Michael Mcginley


Functional Ecology 

Most work begins with a moment of seeing – relationships generally. Although the images in this project are marked by the absence of people, the human condition in relationship to the nature and communication is the subject of the work.

On a recent journey to the Northern Region of Iceland I was granted permission to enter an Eider colony at Skagafjörður by the local farmer on the understanding that I would be respectful of the nesting birds.  My intention was to photograph a BTS (Base Transceiver Site) standing amongst a field dotted with hundreds of small fluttering white flags. Each flag marked the nest of an Eider. After careful circumnavigation of the field around the BTS I set up my view camera. 

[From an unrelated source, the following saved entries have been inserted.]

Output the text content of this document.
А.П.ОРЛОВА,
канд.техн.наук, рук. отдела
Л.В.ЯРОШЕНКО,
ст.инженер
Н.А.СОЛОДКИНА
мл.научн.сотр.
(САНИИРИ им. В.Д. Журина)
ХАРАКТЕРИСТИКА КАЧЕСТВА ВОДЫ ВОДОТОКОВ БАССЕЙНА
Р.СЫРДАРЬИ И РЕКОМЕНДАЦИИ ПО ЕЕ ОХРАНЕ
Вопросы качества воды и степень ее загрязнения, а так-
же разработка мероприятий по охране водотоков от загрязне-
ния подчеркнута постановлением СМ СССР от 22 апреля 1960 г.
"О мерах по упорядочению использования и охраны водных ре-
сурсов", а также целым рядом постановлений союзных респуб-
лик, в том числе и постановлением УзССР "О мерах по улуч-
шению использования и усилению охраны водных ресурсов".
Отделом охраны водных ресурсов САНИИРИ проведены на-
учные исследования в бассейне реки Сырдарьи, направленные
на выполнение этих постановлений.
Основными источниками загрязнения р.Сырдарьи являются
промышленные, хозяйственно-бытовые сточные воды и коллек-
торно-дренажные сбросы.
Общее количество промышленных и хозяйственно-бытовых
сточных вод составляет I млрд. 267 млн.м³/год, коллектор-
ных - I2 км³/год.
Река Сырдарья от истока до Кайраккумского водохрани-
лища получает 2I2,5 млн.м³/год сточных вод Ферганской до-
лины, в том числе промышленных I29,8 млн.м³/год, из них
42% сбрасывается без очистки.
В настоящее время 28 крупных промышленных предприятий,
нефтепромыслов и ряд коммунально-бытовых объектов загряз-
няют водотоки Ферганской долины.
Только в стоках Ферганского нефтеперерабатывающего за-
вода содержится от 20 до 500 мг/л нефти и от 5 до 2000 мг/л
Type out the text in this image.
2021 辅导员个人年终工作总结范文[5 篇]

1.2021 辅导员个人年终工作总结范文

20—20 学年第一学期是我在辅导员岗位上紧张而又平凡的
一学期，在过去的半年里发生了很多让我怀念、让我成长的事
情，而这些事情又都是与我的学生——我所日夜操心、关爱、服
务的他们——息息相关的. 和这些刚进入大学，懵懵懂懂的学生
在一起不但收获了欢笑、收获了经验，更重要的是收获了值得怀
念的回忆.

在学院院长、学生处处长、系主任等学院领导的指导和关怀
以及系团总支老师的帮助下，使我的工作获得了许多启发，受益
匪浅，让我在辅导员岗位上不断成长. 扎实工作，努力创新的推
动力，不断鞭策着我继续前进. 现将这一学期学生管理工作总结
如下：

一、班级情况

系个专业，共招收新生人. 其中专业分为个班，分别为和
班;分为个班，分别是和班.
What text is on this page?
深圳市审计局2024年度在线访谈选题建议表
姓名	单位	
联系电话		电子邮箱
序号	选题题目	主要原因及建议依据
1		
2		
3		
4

My viewing of the ground glass under the dark cloth was interrupted by the approach of an elderly woman and her two grandchildren. Each was clutching an arm full of flags and cloth bags for the collection of the Eider feathers from vacated nests. I offered them the opportunity to view the scene from underneath the dark cloth. Both the Icelandic grandmother and her two young grandchildren expressed their fascination with the upside down and back to front vision beneath the cloth and wanted to know why the cell mast was the focus of my interest. I asked them did they own mobile phones. The two boys promptly presented their Android devices and their grandmother displayed her iphone. This led to a discussion on how communication technologies have changed their lives and consequently how the BTS situated on their Eider colony was therefore a now significant structure in their ancient landscape. With this, they each appeared satisfied and then duly beckoned me follow them to a nearby Eider nest to witness their time honoured practice of feather collecting. 

 ‘Nature’ at the Eider colony in Skagafjörður has communicated the physical boundary of that space for centuries. The recent arrival of global communication systems has produced a new set of informational social boundaries which co-exist and transform the lived experience in remote locations such as Skagafjörður. I have become fascinated by the seemingly innocuous arrival of these sculptural communication masts in our landscape. Their skeletal temporary forms belie their social and evolutionary significance. They are visible boundary points between the nature and complex communication systems. Consider for a moment the following juxtaposition: Industrial scale surveillance programmes (involving the NSA and communications corporations such as Apple, Facebook and Google) and the hand picking of feathers from an Eider nest. A few years ago it would have seemed inconceivable that two such distinct practices/spaces could co-exist. But here we are – communication technologies are altering our landscape and forever altering the ways in which we communicate with it.

Most of these photographs are produced by a particular set of operations that are specific to large format (5×4) photography.  This analogue method necessitates a slow and material approach to image creation and is indebted to the land artists of the 1970’s. Such artists often employed photography to record performative events that were situated beyond the boundaries of ‘Art’ institutions. The events that I document here focus on how we are producing new social spaces through our adoption of new communication and information technologies.

Perhaps all the photographs succeed in doing is communicating our alienation from Nature?